The 17-year-old Bertolt Brecht wrote a eulogy to Lody in 1915 in which he imagined the purpose behind the spy's death:

But that is why you left your life –
So one day, in the bright sunshine
German songs should pour forth in a rush over your grave,
German flags should fly over it in the sun's gold,
And German hands should strew flowers over it.

The reality was very different.
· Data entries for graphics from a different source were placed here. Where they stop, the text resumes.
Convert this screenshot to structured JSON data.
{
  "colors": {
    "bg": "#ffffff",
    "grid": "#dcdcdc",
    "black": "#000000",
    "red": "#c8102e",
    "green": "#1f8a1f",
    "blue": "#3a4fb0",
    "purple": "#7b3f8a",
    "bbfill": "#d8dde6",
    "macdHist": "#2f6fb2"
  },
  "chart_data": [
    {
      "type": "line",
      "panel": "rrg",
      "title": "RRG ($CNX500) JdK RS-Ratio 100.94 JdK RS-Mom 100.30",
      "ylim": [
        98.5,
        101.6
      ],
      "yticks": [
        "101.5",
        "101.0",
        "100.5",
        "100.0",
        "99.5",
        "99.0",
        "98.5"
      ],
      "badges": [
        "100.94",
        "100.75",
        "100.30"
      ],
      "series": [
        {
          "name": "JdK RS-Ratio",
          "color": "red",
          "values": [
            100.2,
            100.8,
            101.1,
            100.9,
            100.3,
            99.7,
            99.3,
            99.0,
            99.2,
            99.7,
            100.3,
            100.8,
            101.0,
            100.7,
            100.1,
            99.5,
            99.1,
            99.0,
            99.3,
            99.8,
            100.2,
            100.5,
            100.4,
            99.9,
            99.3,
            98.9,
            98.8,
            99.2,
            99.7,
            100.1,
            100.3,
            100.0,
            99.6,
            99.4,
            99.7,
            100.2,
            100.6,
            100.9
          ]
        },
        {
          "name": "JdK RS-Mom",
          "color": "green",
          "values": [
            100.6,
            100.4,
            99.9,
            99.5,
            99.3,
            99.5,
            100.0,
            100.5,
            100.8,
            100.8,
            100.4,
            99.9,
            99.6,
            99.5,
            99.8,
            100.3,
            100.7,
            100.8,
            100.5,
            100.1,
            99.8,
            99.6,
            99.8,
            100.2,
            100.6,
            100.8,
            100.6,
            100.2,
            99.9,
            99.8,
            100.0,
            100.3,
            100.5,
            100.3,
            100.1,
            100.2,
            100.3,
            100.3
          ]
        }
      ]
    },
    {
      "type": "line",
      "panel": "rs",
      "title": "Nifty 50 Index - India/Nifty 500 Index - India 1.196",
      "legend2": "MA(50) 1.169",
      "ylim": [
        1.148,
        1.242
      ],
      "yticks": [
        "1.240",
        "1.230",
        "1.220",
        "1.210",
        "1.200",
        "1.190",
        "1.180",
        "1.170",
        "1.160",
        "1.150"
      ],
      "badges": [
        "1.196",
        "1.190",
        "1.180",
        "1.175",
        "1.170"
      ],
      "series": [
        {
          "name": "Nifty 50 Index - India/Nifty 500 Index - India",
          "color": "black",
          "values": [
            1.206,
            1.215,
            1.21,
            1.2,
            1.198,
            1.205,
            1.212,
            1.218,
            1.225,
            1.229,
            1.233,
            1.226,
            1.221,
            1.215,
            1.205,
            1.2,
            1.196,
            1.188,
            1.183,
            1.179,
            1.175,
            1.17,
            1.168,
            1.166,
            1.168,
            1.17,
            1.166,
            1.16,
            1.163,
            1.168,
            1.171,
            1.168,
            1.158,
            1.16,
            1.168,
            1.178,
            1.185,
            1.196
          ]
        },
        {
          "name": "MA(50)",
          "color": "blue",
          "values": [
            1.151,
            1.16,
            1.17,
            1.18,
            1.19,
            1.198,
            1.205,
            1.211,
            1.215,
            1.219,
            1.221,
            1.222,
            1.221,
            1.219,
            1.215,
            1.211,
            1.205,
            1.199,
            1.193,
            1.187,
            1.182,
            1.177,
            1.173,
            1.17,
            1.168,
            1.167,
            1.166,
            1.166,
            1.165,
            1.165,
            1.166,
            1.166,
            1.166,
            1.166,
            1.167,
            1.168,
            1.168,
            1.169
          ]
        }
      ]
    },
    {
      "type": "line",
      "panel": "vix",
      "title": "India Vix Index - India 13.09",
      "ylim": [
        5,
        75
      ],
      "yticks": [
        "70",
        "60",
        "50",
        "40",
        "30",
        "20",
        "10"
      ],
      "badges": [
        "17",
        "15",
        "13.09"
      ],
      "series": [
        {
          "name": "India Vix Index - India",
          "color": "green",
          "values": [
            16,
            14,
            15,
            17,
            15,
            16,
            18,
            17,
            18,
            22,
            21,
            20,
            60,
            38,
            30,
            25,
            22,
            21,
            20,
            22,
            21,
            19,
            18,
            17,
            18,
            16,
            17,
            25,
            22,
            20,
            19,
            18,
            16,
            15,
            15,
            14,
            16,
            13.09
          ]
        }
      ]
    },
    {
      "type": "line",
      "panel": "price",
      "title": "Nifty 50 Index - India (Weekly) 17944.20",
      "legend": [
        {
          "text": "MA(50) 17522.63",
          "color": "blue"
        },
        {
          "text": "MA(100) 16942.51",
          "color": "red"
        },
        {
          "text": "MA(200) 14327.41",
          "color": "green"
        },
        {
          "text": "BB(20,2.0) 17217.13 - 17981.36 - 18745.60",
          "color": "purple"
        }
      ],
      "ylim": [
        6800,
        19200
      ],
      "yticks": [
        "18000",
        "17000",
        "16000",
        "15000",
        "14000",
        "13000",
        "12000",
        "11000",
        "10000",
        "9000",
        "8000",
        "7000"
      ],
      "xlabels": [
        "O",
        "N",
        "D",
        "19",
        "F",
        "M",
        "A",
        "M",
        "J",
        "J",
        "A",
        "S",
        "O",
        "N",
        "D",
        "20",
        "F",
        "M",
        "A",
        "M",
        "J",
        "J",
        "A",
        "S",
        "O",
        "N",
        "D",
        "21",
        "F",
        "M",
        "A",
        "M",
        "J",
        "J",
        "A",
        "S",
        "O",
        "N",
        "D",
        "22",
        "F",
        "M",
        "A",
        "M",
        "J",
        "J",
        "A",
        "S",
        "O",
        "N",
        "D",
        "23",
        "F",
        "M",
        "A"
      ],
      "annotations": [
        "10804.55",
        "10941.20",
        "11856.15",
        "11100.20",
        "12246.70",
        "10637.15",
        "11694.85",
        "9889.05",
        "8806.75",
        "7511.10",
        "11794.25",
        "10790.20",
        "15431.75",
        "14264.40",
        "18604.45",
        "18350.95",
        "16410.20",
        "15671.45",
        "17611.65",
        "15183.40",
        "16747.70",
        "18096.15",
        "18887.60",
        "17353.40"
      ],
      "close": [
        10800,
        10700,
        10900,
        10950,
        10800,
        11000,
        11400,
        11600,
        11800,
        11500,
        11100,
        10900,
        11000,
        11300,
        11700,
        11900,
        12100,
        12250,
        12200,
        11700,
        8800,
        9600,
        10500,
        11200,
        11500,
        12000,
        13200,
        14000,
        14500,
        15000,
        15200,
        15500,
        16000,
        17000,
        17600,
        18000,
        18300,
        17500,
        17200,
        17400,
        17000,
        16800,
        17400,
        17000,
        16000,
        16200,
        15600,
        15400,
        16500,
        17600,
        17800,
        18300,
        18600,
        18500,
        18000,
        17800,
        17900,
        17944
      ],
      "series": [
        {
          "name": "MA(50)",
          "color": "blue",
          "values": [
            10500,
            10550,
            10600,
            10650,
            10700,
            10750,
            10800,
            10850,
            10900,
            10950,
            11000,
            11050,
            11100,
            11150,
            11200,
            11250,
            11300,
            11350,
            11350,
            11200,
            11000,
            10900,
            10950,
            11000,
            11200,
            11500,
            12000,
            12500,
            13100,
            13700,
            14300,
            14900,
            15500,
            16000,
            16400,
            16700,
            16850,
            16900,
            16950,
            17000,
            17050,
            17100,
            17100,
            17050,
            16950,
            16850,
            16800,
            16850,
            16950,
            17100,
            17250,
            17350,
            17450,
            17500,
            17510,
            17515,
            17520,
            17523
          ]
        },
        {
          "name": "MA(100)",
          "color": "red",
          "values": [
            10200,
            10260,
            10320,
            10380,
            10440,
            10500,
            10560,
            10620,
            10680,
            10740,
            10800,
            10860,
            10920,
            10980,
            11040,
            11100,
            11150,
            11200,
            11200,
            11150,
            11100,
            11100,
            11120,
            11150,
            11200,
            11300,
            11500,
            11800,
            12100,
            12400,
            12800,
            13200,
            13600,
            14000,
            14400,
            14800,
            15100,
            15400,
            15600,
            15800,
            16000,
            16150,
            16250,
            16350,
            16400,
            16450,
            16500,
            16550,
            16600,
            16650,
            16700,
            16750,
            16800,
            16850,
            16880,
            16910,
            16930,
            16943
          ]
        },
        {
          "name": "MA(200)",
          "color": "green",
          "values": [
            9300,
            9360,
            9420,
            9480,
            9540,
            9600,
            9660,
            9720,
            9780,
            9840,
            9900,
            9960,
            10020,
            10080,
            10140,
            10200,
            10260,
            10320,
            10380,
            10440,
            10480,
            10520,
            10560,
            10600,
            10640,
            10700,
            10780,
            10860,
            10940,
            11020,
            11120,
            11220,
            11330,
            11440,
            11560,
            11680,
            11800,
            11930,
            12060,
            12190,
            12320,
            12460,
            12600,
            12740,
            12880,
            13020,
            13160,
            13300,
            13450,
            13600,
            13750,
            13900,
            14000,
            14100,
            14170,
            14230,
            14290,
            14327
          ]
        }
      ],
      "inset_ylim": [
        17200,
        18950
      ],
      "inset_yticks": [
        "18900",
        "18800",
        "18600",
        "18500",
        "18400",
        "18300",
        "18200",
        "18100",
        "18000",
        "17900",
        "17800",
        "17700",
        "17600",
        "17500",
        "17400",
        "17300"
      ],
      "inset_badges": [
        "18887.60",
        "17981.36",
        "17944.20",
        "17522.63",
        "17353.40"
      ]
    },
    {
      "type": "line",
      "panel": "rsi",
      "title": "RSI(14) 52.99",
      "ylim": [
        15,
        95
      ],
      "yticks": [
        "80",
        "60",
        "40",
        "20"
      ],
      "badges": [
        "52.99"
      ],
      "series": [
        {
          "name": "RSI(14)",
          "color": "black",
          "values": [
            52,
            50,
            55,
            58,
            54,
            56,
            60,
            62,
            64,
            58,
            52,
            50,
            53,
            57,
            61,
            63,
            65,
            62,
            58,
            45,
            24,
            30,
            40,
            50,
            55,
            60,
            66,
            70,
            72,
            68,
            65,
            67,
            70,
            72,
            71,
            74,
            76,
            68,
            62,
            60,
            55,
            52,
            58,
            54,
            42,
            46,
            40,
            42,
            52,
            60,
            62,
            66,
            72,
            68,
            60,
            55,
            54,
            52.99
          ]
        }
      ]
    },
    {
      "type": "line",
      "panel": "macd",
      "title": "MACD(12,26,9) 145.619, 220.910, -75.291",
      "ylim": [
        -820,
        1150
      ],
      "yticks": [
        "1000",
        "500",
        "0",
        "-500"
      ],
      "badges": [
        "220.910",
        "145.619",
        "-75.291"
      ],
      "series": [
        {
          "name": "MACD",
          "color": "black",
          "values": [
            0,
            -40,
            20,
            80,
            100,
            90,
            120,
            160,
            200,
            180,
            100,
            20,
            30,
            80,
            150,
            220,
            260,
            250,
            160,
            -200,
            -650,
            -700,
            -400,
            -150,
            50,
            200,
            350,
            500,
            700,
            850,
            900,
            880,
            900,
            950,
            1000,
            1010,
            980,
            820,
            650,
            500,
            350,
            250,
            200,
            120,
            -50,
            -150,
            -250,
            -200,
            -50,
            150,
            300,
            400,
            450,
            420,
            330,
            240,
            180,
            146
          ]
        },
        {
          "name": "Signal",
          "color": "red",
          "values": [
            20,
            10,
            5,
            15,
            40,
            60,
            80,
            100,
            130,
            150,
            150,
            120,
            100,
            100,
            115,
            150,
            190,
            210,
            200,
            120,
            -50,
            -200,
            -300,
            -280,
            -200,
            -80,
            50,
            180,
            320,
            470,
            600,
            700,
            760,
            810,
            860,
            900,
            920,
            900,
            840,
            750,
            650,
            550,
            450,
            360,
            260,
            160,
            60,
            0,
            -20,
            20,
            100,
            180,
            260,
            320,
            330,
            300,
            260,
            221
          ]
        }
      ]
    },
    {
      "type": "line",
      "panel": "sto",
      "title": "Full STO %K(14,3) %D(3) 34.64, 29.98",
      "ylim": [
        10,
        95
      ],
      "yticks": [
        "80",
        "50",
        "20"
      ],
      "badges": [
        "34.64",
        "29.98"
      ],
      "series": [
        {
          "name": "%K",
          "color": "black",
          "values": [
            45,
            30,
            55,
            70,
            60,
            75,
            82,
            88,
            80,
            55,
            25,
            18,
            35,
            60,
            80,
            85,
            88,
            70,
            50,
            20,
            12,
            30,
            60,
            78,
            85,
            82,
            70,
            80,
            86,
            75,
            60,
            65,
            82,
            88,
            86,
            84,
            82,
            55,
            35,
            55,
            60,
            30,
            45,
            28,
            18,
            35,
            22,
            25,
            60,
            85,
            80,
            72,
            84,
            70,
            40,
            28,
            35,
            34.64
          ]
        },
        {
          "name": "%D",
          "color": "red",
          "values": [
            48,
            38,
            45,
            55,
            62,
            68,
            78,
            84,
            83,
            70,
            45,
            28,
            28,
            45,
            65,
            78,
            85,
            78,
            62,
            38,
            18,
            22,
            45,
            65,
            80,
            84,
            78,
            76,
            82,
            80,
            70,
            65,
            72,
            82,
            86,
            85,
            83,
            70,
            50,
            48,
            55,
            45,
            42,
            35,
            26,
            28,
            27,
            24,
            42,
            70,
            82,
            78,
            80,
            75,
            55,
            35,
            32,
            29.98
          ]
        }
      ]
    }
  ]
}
Lody's body was buried in an unmarked common grave in the East London Cemetery in Plaistow, along with seventeen other men – ten executed spies and seven prisoners who died of ill-health or accidents. It was not until 1924 that the grave received a marker, at the instigation of the German Embassy. Lody's relatives were visiting it once a year and enquired whether his body could be exhumed and buried in a private grave. The War Office agreed, providing that the body could be identified, but the Foreign Office was more reluctant and pointed out that a licence for exhumation would have to be authorised by the Home Office. The Lody family placed a white headstone and kerb on the grave some time around 1934.

In September 1937 the German government again requested that Lody's body be exhumed and moved to a separate grave. This proved impractical for several reasons; he had been buried with seven other men, each coffin had been cemented down and the lapse of time would make identification very difficult. Instead, the British Imperial War Graves Commission suggested that a memorial should be constructed in another part of the cemetery to bear the names of all the German civilians who were buried there. The proposal met with German agreement and the memorial was duly installed. During the Second World War, Lody's original headstone was destroyed by misaimed Luftwaffe bombs. It was replaced in 1974.

One further proposal was made to rebury Lody in the 1960s. In 1959 the British and German governments agreed to move German war dead who had been buried in various locations around the UK to a new central cemetery at Cannock Chase in Staffordshire. The German War Graves Commission (VDK) asked if it would be possible to disinter Lody's body and move it to Cannock Chase. By that time, the plot had been reused for further common graves, buried above Lody's body. The VDK was told that it would not be possible to disinter the other bodies without the permission of the relatives, which would have been an almost impossible task where common graves were concerned. The proposal was abandoned and Lody's body remains at Plaistow.